Sur un air gai et entraînant, la chanson "Uptown funk ", de Bruno Mars et Mark Ronson, a fait un carton en 2014. Dans son clip, le chanteur et ses danseurs arborent vestes colorées, chaînes en or autour du cou et chapeaux. Des tenues reprises par un groupe de jeunes jordaniens pour parodier le tube américain : mais là où Bruno Mars chante le plaisir de croiser des jolies filles dans la rue et de sortir entre amis, Muath al-Bzour et son groupe Fooq al-Sada prennent le contrepied de ces paroles légères pour dénoncer la situation économique des jeunes diplômés, dans un pays où 32 % d'entre eux n’ont pas de travail.
Traduction des paroles:
"Je marche dans la rue. Il fait chaud. Je pète un plomb.
Mon téléphone se met à sonner. Je suis à bout. Ne me tape pas sur les nerfs.
J’ai un entretien pour un boulot et je porte un costard.
Ma voiture est là, elle n’a plus d’essence pour rouler.

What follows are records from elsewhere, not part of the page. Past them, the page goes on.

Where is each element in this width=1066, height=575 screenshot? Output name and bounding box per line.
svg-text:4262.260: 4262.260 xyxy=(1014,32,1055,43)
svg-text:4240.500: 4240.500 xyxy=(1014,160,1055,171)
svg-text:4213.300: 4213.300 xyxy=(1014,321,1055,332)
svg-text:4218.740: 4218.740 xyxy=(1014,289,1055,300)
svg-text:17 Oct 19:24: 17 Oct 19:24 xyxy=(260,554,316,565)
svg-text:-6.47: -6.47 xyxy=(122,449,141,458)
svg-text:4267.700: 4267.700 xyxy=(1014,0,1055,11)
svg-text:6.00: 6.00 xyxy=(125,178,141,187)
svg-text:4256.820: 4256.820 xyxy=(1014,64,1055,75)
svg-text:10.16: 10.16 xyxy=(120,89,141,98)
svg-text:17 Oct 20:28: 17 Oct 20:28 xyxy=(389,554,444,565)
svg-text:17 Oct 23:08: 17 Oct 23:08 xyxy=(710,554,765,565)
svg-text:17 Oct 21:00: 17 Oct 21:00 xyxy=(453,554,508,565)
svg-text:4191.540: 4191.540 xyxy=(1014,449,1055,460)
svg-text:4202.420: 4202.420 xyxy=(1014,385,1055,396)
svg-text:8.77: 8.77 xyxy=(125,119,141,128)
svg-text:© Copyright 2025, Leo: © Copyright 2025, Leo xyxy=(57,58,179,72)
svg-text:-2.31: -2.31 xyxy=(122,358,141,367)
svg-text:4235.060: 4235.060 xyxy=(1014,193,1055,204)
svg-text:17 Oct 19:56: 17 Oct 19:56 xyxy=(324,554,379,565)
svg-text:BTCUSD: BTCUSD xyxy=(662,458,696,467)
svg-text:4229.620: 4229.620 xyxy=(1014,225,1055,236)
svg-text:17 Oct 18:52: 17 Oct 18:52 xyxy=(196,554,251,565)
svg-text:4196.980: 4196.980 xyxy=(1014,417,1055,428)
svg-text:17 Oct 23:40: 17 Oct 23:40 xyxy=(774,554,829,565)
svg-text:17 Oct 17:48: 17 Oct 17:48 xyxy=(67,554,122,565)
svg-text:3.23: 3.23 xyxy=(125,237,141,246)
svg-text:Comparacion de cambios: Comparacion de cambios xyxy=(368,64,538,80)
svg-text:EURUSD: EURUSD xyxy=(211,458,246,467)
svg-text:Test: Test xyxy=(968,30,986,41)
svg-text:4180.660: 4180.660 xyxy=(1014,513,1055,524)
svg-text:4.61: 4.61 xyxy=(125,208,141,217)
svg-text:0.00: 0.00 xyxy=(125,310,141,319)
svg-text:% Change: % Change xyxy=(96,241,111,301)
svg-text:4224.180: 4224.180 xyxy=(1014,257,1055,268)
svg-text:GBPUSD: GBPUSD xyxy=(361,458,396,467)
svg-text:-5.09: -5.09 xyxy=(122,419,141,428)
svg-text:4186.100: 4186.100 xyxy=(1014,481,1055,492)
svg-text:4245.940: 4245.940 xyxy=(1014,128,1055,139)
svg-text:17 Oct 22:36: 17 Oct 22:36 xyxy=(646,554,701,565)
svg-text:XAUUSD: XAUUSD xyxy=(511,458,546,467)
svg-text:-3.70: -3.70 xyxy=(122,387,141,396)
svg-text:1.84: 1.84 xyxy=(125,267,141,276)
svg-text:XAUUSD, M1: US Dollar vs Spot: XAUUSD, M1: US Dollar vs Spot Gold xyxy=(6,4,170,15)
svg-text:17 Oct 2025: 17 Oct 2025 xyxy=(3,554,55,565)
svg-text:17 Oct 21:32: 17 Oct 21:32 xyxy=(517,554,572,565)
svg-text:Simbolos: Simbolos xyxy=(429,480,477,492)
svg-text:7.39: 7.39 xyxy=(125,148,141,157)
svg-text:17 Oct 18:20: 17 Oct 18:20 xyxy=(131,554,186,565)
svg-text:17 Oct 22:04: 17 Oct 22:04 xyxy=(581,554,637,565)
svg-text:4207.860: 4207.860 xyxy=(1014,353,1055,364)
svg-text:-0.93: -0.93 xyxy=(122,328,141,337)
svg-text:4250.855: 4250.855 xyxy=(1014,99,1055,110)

Il faut que je change de plan.
Les gars, poussez-la !
On a un sacré bout de chemin jusqu’à Amman.
Et sans essence, on n’a pas de clopes
Allez les gars, poussez-la, bougez vous !
Par Dieu, donnez nous du travail.
On est endettés jusqu’au cou
Quatre ans sans travail.
Y’a plus de travail.
Plus de travail, mec"
"Nous utilisons l'humour pour que le message parvienne au plus grande nombre"
Muath al-Bzour, présentateur d'un programme sur la chaîne de télé YouTube Fooq al-Sada, comédien et interprète de cette chanson, témoigne de ses propres difficultés face au chômage.
Cette vidéo est une création collective mais elle est directement inspirée de mon expérience. Aujourd’hui, je ne souffre plus du chômage, mais comme beaucoup de jeunes jordaniens, j’ai longtemps cherché un emploi en sortant de l’université. J’ai fait des études d’économie, alors à moins de poursuivre un cursus à l’université et de faire une carrière académique, j’aurais eu du mal à trouver un emploi. La plupart des emplois se trouvent dans la vente. Alors, je me suis adapté. C’était la meilleure chose à faire pour ne pas souffrir du chômage.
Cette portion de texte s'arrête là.